If Northrop Grumman has this airplane flying around right now, patents like these are our only clue that it exists. This particular drawing shows one of Northrop's "Next-Generation Bomber" patents, an evolution of the B-2 Spirit. The most notable new feature? Those little retractable mustache-canards. Adorable!

The Next-Gen Bomber (NGB) program was originally supposed to deliver a stealthy, subsonic, medium range, medium payload strike aircraft by 2018, but in 2009, it was cancelled in favor of a cheaper and more versatile "Long-Range Strike-B" (LRS-B) platform, which will be delivered sometime in the mid-2020s. This Northrop Grumman patent is for the NGB, not the LRS-B, but it's very likely that the two designs will be similar, and this is the best look we've got so far.


If there's something familiar about these pics, it's because the aircraft looks rather a lot like a certain other futuristic project that Northrop Grumman has been working on, the X-47B unmanned combat air vehicle:


Both the patent drawing, and the X-47B, feature the same "cranked kite" planform shape.

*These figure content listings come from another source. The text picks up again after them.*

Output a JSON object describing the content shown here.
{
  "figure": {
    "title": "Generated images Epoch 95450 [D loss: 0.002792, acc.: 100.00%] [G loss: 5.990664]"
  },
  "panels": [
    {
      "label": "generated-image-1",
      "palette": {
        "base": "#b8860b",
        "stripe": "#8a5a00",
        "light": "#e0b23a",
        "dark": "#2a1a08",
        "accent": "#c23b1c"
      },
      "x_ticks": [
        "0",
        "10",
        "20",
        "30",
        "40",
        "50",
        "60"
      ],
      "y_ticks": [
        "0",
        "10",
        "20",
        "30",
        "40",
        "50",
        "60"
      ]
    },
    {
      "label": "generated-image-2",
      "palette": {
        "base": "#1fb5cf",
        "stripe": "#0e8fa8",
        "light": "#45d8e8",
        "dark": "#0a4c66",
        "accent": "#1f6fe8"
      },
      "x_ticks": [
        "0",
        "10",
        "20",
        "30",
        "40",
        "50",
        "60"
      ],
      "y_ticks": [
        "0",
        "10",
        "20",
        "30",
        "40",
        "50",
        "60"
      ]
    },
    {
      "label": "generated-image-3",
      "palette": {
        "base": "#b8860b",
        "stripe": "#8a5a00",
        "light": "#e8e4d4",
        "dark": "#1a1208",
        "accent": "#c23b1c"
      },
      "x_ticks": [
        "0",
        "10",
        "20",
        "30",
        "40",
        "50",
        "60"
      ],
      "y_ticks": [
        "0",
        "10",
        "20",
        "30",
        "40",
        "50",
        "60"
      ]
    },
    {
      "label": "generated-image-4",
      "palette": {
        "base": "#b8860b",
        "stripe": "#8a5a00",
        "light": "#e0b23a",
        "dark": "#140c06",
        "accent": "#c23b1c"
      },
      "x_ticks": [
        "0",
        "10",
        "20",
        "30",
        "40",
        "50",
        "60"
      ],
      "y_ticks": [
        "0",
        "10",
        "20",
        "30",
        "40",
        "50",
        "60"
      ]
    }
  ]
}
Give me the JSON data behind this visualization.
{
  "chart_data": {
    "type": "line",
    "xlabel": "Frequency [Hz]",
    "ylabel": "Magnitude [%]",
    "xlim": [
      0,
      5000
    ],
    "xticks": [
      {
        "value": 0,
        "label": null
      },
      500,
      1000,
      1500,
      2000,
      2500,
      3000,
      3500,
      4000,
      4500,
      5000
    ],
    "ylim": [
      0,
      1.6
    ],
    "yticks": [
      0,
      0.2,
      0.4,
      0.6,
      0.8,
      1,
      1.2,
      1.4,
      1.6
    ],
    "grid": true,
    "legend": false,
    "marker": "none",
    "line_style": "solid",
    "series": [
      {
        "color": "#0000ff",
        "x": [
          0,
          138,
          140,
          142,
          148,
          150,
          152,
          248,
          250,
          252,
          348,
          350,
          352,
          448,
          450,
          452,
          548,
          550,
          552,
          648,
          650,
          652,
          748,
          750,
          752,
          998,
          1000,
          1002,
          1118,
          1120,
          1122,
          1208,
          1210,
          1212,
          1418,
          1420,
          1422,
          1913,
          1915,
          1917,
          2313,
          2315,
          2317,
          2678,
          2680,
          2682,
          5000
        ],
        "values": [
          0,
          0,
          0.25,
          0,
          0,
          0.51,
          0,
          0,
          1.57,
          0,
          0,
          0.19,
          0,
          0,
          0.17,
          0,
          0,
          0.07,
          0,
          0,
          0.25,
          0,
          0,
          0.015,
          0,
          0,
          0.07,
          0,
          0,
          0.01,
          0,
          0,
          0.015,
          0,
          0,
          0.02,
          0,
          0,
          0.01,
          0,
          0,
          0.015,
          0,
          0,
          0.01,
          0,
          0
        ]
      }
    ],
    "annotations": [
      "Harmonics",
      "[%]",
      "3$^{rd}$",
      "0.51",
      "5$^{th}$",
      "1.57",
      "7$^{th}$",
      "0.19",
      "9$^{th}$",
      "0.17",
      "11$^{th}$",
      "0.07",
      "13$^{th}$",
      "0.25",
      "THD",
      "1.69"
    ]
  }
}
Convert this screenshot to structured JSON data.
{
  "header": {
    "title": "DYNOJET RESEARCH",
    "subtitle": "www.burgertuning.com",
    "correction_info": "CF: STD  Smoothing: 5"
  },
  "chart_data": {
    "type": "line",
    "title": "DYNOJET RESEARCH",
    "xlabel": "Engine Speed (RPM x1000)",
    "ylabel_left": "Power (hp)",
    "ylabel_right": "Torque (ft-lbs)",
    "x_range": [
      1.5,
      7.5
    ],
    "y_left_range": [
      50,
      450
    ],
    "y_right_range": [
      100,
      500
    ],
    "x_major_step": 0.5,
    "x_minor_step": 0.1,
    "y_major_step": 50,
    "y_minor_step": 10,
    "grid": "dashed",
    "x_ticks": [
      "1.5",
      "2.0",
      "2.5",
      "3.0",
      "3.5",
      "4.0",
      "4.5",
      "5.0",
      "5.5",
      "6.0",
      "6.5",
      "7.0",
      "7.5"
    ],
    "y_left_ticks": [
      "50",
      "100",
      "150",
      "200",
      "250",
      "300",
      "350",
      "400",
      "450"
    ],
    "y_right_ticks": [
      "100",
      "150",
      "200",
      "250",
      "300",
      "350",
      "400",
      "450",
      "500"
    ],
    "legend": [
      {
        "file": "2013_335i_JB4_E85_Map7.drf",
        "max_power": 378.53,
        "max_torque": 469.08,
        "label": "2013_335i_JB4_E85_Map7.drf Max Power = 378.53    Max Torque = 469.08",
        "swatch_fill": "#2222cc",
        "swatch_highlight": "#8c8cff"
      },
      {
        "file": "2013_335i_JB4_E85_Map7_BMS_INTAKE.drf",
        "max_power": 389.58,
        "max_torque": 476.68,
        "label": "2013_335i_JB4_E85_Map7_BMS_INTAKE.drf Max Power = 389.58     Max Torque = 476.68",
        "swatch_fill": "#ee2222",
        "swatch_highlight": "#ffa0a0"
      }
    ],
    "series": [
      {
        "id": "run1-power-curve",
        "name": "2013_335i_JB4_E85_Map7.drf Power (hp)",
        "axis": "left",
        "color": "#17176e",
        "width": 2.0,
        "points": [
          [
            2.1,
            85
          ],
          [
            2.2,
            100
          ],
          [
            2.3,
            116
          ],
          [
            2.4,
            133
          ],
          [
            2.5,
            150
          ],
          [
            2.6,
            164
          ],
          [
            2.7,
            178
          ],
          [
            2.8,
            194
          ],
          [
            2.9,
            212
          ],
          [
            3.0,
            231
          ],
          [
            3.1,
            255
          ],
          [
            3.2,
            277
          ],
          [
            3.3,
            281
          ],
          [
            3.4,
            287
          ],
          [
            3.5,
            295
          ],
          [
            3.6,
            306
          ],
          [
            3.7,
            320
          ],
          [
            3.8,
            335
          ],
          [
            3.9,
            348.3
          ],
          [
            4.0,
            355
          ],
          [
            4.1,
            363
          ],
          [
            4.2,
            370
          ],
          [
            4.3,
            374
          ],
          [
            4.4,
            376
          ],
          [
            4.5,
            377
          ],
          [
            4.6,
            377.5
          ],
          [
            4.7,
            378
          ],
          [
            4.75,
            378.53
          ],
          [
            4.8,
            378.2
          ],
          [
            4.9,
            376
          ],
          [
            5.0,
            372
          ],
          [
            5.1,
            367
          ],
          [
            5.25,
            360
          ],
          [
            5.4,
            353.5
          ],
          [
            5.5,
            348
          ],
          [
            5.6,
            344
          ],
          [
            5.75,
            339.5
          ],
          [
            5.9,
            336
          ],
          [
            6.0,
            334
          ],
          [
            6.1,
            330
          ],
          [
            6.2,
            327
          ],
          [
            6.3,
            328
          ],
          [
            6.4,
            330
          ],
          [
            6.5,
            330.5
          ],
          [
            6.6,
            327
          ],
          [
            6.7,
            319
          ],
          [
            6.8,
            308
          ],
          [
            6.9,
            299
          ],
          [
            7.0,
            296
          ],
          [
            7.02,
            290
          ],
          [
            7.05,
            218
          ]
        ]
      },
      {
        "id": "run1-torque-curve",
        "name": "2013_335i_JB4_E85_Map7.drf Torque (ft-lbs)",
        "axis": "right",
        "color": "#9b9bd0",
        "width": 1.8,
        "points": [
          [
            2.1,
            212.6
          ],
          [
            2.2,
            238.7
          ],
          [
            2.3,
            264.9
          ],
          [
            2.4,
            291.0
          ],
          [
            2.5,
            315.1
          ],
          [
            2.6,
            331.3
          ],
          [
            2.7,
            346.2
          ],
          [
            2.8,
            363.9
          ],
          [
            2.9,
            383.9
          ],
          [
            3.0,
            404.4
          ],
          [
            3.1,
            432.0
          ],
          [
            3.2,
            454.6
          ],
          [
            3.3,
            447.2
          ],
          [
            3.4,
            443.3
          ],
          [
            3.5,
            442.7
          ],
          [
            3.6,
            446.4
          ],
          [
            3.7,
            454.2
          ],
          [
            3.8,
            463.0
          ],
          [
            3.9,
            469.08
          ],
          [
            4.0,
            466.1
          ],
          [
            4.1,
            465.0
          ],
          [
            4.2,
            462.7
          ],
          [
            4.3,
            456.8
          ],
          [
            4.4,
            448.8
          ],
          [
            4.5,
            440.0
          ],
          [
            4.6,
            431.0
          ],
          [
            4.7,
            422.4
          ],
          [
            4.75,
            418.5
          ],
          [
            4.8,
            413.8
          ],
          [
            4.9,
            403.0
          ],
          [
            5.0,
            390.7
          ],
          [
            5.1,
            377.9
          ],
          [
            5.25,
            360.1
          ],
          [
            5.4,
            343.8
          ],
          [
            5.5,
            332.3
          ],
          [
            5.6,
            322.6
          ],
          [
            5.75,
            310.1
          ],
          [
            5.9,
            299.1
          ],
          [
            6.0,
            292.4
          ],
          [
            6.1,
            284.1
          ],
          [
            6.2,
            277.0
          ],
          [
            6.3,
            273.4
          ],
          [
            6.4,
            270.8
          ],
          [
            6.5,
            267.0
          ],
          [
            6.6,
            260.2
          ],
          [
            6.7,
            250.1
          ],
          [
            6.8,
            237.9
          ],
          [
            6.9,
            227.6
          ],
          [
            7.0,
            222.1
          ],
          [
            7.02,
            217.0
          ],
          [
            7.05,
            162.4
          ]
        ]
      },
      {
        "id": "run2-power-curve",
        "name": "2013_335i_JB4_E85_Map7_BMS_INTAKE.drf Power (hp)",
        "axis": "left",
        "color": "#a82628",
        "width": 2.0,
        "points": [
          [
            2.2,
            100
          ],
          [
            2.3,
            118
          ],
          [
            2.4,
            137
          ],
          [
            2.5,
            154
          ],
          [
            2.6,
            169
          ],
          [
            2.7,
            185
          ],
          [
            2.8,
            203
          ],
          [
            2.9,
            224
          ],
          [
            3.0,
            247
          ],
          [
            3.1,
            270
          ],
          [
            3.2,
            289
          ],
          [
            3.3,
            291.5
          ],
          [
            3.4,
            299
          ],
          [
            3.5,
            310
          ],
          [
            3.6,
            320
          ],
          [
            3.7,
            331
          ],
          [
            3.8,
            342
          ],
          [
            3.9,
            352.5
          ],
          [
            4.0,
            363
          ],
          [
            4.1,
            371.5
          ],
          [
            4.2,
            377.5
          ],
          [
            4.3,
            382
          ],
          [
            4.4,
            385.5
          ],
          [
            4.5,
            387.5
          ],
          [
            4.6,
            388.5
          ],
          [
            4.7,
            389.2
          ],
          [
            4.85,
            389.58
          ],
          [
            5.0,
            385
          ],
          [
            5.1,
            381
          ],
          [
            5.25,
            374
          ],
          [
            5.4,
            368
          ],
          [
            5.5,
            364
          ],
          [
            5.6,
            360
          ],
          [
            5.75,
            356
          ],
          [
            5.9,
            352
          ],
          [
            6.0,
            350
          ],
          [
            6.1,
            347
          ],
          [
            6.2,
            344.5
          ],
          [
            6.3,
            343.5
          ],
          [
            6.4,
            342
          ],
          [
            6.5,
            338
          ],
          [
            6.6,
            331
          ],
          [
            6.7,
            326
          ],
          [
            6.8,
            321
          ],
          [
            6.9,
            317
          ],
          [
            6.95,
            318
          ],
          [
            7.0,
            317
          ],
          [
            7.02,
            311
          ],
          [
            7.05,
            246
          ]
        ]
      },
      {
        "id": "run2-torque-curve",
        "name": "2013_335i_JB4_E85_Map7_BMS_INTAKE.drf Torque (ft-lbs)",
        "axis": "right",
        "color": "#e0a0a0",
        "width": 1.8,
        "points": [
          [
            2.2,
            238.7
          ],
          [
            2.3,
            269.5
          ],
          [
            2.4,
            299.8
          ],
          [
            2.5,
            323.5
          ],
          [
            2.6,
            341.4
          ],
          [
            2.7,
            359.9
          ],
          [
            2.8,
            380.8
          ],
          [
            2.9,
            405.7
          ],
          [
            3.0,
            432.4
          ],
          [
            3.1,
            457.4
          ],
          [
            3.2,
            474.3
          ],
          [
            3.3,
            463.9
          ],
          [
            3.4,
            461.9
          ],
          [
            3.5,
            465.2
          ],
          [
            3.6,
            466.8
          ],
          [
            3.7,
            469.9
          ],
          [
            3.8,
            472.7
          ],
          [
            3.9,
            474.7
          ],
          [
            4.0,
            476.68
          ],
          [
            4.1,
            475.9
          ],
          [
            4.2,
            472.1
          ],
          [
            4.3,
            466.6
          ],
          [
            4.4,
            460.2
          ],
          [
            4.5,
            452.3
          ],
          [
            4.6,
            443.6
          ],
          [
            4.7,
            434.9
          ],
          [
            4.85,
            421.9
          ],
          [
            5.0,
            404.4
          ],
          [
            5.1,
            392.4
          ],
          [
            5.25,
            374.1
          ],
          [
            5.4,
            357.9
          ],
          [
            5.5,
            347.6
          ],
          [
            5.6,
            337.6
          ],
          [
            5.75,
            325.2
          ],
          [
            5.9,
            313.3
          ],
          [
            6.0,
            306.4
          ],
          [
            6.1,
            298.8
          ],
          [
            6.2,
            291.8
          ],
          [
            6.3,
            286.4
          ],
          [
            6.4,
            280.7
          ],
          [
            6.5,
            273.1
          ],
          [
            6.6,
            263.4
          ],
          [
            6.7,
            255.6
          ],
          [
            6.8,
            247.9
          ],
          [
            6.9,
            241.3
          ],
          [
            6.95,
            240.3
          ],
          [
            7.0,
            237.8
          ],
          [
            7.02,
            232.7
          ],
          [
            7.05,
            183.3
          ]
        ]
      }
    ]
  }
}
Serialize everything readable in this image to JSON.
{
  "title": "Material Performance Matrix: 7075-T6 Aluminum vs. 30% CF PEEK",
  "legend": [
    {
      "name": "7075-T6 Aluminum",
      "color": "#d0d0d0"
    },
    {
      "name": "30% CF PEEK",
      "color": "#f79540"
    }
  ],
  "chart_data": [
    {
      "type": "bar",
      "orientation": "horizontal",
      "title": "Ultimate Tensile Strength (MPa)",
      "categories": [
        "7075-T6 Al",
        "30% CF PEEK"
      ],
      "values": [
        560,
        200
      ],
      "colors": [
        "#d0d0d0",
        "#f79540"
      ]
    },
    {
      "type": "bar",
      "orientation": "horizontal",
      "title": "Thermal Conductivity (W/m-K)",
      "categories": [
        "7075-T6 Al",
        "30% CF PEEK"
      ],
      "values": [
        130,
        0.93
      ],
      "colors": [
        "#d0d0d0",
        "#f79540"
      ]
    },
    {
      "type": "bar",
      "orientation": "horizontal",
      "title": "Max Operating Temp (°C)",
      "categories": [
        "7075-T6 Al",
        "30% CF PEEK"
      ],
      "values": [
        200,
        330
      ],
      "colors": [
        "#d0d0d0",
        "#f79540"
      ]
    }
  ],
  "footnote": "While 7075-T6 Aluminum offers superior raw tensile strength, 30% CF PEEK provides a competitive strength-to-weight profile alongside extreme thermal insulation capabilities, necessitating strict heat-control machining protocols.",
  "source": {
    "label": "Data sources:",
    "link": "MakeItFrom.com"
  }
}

The NGB would have been ten times the size, of course, and it's got four engines instead of one, and it's intended to be flown by people and not just robots, but you have to figure that Northrop has fixated on this overall design for a reason, primarily aerodynamic efficiency and stealth (or maybe the other way around). We're loving the addition of those little (not so little, really) canards on the NGB's nose: they'd be retractable, adding some extra control and lift on take-offs and landings.

It's also worth noting that the LRS-B isn't intended to be a heavy bomber, since the B-52 Stratofortress is somehow expected to remain in service in that role until 2040. The B-52 Stratofortress, for the record, entered service in 1955, so it's already ancient, and this new "2037 bomber" won't be taking over until, you guessed it, 2037. The designs we're looking at now, then, are intended to fill the gap until this new 2037 bomber hits the skies, but it'll probably be a while before we get any official word on the project from the USAF.